Can an Interview Question Perpetuate Gender-Based Discrimination?

You’ve probably heard that women earn an average of 20 percent less than what men in the same position make. From the moment a woman enters the workforce, this unequal footing sets her on a disadvantaged trajectory for her entire career.

When a woman decides to move into a new position, she’ll typically be asked about her salary at her previous job. As this salary is likely lower than her male counterparts applying for the same role, it will negatively impact her negotiating power and starting salary in her new role. At each change in her career, her comparatively lower salary from her previous job further exacerbates the gender-based wage gap.
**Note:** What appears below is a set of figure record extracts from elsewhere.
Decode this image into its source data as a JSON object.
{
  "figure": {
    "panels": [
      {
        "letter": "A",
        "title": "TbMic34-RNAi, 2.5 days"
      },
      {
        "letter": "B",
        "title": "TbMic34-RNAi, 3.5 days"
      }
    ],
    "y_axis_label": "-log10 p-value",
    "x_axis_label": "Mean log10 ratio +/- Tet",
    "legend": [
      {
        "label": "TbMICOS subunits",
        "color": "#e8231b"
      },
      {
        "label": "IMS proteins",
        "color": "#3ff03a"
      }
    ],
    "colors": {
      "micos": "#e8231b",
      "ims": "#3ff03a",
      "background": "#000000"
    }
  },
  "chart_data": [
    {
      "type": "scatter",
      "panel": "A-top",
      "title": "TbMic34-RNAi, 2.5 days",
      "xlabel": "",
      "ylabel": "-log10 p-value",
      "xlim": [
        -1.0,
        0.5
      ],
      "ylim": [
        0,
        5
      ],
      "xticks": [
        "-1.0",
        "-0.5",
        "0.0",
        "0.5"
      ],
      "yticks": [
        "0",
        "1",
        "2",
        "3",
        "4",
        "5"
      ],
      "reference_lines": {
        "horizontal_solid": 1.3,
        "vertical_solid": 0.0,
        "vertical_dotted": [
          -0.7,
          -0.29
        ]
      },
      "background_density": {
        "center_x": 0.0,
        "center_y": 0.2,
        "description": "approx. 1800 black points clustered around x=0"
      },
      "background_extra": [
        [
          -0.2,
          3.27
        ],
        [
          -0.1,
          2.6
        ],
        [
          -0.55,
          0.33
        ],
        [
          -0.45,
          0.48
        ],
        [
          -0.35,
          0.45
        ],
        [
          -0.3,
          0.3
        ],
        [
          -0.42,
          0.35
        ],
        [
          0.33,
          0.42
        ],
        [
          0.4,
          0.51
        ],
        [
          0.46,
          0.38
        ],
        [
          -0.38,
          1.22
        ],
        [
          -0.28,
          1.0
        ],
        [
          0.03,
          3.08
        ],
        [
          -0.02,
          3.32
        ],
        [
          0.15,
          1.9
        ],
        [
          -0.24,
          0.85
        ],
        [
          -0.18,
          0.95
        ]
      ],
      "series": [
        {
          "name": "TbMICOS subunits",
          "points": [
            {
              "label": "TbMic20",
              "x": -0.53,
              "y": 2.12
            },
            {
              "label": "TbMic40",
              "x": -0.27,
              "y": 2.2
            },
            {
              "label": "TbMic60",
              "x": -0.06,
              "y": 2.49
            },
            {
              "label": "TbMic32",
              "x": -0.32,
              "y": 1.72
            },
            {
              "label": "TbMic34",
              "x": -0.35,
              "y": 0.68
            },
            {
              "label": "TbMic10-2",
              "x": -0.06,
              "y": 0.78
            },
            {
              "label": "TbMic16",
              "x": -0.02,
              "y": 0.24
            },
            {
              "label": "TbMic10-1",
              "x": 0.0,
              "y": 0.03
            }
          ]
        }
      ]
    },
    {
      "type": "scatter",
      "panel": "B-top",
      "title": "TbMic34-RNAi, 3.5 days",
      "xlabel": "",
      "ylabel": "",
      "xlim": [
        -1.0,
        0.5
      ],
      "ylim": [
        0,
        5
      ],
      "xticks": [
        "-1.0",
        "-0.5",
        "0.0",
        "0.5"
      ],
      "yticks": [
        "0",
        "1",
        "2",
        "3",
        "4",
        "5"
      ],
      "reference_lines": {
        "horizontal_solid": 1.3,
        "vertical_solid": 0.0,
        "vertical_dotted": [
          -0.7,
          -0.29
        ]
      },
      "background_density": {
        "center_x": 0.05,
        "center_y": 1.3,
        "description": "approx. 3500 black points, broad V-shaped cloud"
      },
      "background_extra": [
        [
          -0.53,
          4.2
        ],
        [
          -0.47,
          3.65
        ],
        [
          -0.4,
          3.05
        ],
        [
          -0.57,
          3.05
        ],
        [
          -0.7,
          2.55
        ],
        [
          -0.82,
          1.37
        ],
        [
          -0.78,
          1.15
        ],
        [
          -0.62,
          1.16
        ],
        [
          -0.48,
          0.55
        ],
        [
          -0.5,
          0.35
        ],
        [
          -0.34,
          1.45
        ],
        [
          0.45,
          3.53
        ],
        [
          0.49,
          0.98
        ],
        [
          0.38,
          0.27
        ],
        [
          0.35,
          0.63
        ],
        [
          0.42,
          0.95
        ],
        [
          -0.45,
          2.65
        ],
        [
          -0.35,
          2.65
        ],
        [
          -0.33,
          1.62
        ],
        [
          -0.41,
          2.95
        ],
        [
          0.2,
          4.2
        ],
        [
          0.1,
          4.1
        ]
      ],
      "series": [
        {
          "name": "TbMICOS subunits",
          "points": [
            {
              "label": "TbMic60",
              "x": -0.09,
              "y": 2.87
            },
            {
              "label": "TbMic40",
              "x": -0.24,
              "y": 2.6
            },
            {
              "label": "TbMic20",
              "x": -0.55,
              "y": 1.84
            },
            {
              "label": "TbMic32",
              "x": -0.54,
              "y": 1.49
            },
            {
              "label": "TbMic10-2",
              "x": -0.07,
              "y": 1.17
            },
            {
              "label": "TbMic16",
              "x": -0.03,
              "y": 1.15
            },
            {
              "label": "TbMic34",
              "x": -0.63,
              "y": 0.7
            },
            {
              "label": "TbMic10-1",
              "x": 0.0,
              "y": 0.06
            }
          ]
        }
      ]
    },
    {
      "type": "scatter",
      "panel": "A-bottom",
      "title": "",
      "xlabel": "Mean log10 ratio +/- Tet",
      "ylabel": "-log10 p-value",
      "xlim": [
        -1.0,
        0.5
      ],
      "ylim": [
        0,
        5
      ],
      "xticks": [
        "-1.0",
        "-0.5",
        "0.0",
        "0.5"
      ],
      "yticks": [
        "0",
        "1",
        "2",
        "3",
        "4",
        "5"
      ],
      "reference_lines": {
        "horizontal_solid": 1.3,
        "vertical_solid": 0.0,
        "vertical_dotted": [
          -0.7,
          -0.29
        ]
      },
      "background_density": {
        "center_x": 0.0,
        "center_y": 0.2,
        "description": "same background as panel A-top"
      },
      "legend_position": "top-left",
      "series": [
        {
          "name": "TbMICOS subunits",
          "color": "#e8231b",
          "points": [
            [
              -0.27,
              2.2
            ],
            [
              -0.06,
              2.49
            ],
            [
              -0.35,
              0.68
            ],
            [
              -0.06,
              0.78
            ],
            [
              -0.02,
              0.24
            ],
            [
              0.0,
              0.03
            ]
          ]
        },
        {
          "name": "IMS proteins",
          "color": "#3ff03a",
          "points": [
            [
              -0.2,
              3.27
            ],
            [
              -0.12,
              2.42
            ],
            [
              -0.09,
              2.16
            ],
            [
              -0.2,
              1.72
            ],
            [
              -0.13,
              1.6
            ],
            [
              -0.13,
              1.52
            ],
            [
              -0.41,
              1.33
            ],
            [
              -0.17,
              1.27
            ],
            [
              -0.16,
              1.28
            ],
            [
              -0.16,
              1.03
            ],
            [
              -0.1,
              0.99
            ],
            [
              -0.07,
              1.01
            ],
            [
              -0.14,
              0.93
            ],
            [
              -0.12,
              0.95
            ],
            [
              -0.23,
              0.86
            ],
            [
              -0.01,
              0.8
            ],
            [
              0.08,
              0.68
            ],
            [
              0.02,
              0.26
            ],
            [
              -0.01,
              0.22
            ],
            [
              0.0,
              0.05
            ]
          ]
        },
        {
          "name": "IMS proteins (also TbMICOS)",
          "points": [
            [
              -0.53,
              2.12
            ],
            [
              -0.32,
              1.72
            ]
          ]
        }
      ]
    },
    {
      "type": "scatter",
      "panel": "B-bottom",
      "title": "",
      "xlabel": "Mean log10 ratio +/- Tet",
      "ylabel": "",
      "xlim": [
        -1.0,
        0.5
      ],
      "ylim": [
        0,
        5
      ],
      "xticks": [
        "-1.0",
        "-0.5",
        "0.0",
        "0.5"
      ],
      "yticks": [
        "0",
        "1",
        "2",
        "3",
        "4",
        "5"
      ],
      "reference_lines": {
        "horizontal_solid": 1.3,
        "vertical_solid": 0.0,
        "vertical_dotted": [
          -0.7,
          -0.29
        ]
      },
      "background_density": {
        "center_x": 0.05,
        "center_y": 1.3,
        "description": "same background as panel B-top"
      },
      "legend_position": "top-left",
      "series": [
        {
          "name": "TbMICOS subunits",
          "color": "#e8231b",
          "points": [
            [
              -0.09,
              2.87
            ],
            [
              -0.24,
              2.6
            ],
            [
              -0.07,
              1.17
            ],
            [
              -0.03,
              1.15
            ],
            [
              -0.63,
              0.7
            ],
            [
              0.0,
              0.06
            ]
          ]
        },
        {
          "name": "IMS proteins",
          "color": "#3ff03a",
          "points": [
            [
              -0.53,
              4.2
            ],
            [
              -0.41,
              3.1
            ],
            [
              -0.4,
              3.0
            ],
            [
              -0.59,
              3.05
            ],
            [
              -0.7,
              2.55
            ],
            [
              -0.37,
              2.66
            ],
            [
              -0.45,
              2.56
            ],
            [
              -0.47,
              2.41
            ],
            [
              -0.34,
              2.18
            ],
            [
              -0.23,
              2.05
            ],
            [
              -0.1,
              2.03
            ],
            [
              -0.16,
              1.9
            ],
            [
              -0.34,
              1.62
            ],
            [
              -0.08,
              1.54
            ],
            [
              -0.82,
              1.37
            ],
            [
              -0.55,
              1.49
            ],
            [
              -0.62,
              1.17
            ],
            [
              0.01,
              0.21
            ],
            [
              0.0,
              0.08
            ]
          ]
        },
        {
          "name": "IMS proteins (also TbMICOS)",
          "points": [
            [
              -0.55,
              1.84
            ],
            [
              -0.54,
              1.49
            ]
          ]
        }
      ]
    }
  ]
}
However, some states—and even some employers—have taken steps to combat this trend. They’re banning interviewers from asking about a job applicant’s previous salary at all. The theory is that by taking salary history out of the equation, employers will have to focus on more accurate indicators of what makes a skilled, productive employee.

Could This Work?

The ban has only been implemented in a few states, and it is new enough that its effectiveness has yet to be determined.

On the one hand, there is evidence that blind studies lead to more equitable results. For example, a recent study of classical musicians who auditioned for a symphony orchestra from behind a curtain led to a greater number of female musicians being hired.

On the other hand, in a separate study, employers who were not permitted to ask about applicants’ criminal history tended to hire fewer black and Hispanic applicants. One explanation of this result is that employers had an underlying, discriminatory presumption of a criminal record among such candidates, and without concrete evidence to the contrary, they were more likely to rely on this unfounded presumption.

Thus, the same could hold true in the case of gender and wages. If a woman applies for a job and is not asked about her salary history, the employer may assume that the woman’s salary was probably lower and use this assumption as a basis for the salary offer at the new job.

Because much of discrimination is rooted in stereotypes that may not even be conscious, there are no straightforward answers to solving these issues. Nonetheless, workplace discrimination is illegal. If you believe you’ve been a victim of gender-based discrimination at your job, it’s worth consulting with an employment attorney to understand your rights.